Evaluate: \(\tan \left( \tan^{-1} \frac{3}{1} + \tan^{-1} \frac{2}{1} \right)\)

• A. \(1\)
• B. \(0\)
• C. \(2\)
• D. \(3\)

Hint:

Use the tangent addition formula to simplify expressions involving the sum of inverse tangent functions: \[ \tan(\theta_1 + \theta_2) = \frac{\tan \theta_1 + \tan \theta_2}{1 - \tan \theta_1 \tan \theta_2} \]

Answer 1

The Correct Option is C

Step 1: Let \(\theta_1 = \tan^{-1} \frac{3}{1}\) and \(\theta_2 = \tan^{-1} \frac{2}{1}\).
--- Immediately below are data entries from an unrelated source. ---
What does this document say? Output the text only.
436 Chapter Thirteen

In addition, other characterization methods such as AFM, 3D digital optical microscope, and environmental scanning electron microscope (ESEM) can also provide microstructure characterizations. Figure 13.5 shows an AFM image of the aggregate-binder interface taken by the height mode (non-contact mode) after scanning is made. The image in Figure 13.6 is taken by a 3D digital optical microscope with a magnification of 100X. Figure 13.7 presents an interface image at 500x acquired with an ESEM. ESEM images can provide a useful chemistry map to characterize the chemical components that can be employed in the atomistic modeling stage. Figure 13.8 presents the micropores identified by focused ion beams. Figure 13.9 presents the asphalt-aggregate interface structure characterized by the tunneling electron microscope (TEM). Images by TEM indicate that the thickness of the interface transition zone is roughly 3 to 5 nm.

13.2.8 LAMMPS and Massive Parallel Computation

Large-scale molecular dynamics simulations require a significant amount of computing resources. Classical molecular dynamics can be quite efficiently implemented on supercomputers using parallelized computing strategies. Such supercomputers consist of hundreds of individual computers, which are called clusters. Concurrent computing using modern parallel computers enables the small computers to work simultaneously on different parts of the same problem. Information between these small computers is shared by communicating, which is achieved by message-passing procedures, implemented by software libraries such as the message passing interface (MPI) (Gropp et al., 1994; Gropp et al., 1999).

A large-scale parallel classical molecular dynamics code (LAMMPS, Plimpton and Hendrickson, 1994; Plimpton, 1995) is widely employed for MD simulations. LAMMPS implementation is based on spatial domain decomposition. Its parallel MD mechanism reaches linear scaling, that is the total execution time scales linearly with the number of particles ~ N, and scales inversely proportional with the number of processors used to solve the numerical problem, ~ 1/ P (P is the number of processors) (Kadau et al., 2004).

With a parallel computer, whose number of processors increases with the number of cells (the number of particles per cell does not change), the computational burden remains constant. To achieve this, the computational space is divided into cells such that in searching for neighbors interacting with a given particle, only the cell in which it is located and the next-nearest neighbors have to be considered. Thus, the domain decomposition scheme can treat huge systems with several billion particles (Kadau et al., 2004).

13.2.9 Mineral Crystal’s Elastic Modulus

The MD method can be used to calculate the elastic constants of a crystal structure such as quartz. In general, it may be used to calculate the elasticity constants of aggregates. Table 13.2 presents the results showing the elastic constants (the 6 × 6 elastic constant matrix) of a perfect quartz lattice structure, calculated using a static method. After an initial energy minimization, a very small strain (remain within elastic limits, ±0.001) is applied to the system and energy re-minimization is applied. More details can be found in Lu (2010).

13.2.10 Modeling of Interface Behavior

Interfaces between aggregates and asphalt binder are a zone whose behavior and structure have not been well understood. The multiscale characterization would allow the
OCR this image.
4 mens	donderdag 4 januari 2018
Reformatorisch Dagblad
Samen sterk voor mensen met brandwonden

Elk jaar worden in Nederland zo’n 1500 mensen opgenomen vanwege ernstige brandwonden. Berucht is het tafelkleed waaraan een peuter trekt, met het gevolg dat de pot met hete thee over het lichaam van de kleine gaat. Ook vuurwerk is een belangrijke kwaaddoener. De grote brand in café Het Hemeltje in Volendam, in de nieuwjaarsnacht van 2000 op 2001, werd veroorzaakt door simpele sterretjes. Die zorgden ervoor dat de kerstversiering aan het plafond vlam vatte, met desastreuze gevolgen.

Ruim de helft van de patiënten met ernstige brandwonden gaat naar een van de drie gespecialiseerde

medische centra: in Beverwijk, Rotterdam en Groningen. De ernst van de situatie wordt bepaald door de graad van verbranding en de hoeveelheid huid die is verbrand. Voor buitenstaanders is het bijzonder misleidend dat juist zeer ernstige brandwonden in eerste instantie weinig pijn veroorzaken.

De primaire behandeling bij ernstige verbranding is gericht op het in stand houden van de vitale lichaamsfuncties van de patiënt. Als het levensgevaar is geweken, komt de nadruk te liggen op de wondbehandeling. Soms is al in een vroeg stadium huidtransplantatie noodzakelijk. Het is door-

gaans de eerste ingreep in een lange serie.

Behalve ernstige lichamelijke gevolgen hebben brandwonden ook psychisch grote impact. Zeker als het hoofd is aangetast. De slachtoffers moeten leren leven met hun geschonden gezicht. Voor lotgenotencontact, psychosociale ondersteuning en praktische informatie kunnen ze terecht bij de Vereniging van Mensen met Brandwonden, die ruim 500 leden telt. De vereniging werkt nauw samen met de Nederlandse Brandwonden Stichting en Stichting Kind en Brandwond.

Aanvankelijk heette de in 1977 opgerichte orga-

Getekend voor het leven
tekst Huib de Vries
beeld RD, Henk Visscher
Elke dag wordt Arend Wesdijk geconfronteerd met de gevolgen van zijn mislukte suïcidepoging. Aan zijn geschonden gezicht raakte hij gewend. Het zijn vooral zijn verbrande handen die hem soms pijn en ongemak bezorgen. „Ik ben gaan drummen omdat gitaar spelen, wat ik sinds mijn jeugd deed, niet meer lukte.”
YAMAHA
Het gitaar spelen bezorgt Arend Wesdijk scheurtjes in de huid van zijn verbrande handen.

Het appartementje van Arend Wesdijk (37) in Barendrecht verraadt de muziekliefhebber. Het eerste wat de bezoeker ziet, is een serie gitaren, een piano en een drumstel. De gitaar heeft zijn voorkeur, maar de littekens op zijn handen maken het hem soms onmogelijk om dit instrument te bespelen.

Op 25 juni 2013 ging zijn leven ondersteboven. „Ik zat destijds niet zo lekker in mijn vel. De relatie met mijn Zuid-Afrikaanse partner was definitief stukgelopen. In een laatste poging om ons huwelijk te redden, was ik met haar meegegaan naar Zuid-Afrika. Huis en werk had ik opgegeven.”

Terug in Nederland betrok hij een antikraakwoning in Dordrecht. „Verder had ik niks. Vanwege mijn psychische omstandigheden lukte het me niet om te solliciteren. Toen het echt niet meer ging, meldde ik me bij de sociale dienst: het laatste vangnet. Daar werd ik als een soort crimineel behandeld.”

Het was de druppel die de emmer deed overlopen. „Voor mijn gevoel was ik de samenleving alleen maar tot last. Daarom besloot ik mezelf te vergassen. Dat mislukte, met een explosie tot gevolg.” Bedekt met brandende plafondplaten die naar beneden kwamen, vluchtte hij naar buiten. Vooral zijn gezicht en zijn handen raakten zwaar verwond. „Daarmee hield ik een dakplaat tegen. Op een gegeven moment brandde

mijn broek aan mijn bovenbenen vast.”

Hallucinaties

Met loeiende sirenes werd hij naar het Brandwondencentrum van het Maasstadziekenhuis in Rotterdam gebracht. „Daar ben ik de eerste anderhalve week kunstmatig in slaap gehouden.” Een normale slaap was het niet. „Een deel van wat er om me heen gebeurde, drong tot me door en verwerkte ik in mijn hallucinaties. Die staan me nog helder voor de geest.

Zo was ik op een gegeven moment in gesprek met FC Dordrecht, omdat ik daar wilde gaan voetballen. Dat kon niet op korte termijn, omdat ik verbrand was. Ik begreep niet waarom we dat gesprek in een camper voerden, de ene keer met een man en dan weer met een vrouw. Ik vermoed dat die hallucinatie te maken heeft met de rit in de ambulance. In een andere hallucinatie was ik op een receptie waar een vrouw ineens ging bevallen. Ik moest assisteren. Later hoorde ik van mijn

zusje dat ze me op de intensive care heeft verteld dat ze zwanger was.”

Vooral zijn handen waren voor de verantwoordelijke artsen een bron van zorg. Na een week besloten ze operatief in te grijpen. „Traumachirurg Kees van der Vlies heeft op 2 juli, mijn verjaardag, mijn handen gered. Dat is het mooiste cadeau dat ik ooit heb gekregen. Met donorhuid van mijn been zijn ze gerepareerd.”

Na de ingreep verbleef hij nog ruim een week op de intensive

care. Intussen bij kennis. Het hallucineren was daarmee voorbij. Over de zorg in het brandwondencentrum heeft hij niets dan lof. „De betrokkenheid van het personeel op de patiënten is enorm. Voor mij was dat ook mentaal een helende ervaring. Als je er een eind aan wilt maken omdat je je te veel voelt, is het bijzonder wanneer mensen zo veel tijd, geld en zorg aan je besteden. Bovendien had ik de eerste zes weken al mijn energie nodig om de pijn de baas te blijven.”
Thus, \[ \tan \theta_1 = 3 \quad \text{and} \quad \tan \theta_2 = 2 \] We need to evaluate: \[ \tan \left( \theta_1 + \theta_2 \right) \] Step 2: Use the tangent addition formula: \[ \tan(\theta_1 + \theta_2) = \frac{\tan \theta_1 + \tan \theta_2}{1 - \tan \theta_1 \tan \theta_2} \] Substitute the values: \[ \tan \left( \theta_1 + \theta_2 \right) = \frac{3 + 2}{1 - 3 \cdot 2} = \frac{5}{1 - 6} = \frac{5}{-5} = -1 \] Step 3: Hence, \[ \tan \left( \tan^{-1} \frac{3}{1} + \tan^{-1} \frac{2}{1} \right) = -1 \]